I would say if they really like music, major in music. Study music. Find out if your passion is enough to allow you to play in an orchestra or teach at the university level. I used to think playing in an orchestra was my sole desire in life. I realized later that I could teach at a university, play in a woodwind quintet, and have a great life doing that, and probably get paid better and have less stress. 


I think a music major, a musician, has some advantages in going a different direction, too. The people who interviewed me for medical school loved the fact that I majored in music. But, I had to do well in my science classes. So don’t feel like you’re trapped by your degree. You can always go and do something else and do it well. I’ve known musicians that went to law school or have gotten MBAs and have done very well. 

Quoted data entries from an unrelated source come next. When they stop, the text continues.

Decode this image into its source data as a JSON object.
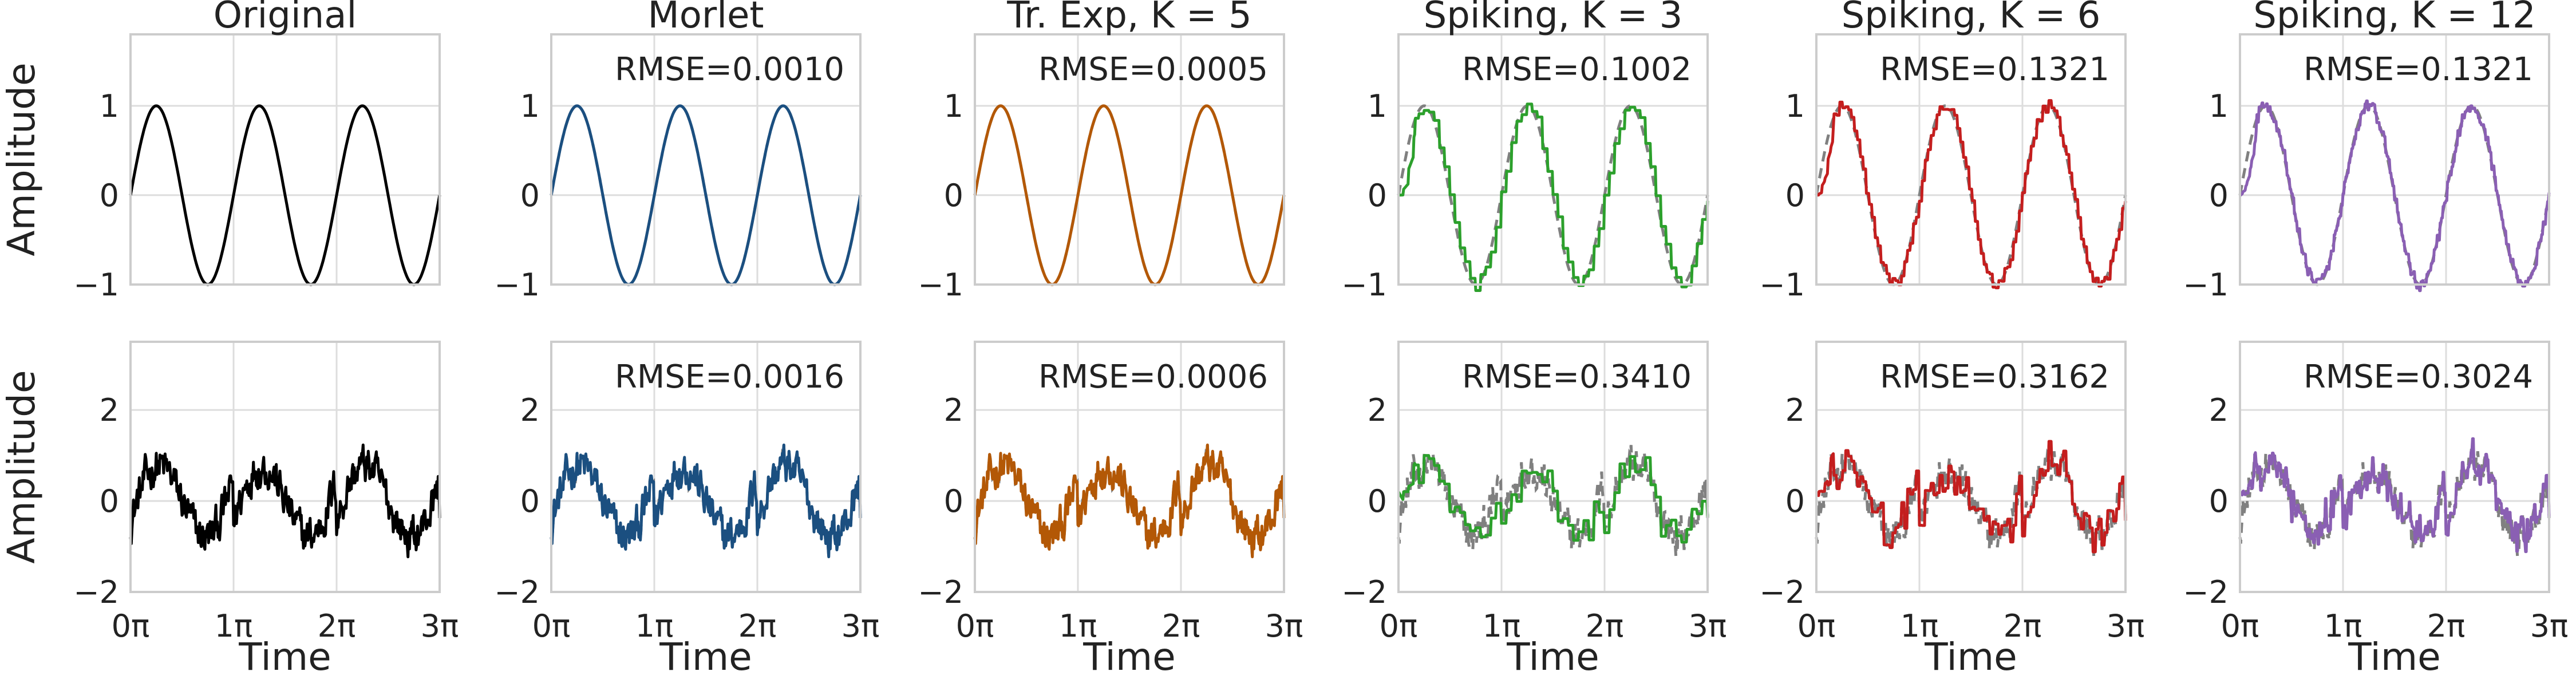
{
  "chart_data": {
    "type": "line",
    "column_titles": [
      "Original",
      "Morlet",
      "Tr. Exp, K = 5",
      "Spiking, K = 3",
      "Spiking, K = 6",
      "Spiking, K = 12"
    ],
    "ylabel": "Amplitude",
    "xlabel": "Time",
    "x_ticks": [
      "0π",
      "1π",
      "2π",
      "3π"
    ],
    "xlim": [
      0,
      9.4248
    ],
    "rows": [
      {
        "name": "sine",
        "ylim": [
          -1,
          1.8
        ],
        "y_ticks": [
          -1,
          0,
          1
        ],
        "signal": "sin(2x)",
        "rmse": [
          "",
          "RMSE=0.0010",
          "RMSE=0.0005",
          "RMSE=0.1002",
          "RMSE=0.1321",
          "RMSE=0.1321"
        ]
      },
      {
        "name": "noisy",
        "ylim": [
          -2,
          3.5
        ],
        "y_ticks": [
          -2,
          0,
          2
        ],
        "signal": "sin(2x) + 0.5*sawtooth + noise",
        "rmse": [
          "",
          "RMSE=0.0016",
          "RMSE=0.0006",
          "RMSE=0.3410",
          "RMSE=0.3162",
          "RMSE=0.3024"
        ]
      }
    ],
    "colors": [
      "#000000",
      "#1b4f80",
      "#b35806",
      "#2ca02c",
      "#c41e1e",
      "#8a5fb3"
    ],
    "reference_color": "#808080"
  }
}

The nice thing about music is, it can make a good vocation, but it can also make a great avocation. You can do it very well, and very passionately, and play well, and not embarass yourself, but you don’t have to worry about it for making your living. There are a lot of us who have to fill in and play at a high level where there just aren’t enough full-time musicians to do it. 

I think my training in music was extremely difficult, and it helped me go on to my career in medicine. Like I said, you can’t make an avocation out of medicine. You can’t say, “Oh, I’m going to be a musician and I’ll do surgeries on the side in my garage.” And the bottom line is, for all the musicians we’re putting out there, there aren’t enough jobs in major symphony orchestras to do it. So many of you are going to have to do something else. So, I would not discourage someone from studying music, nor from looking at a field that might seem unrelated where you can use your skills that you’ve learned getting your music degree.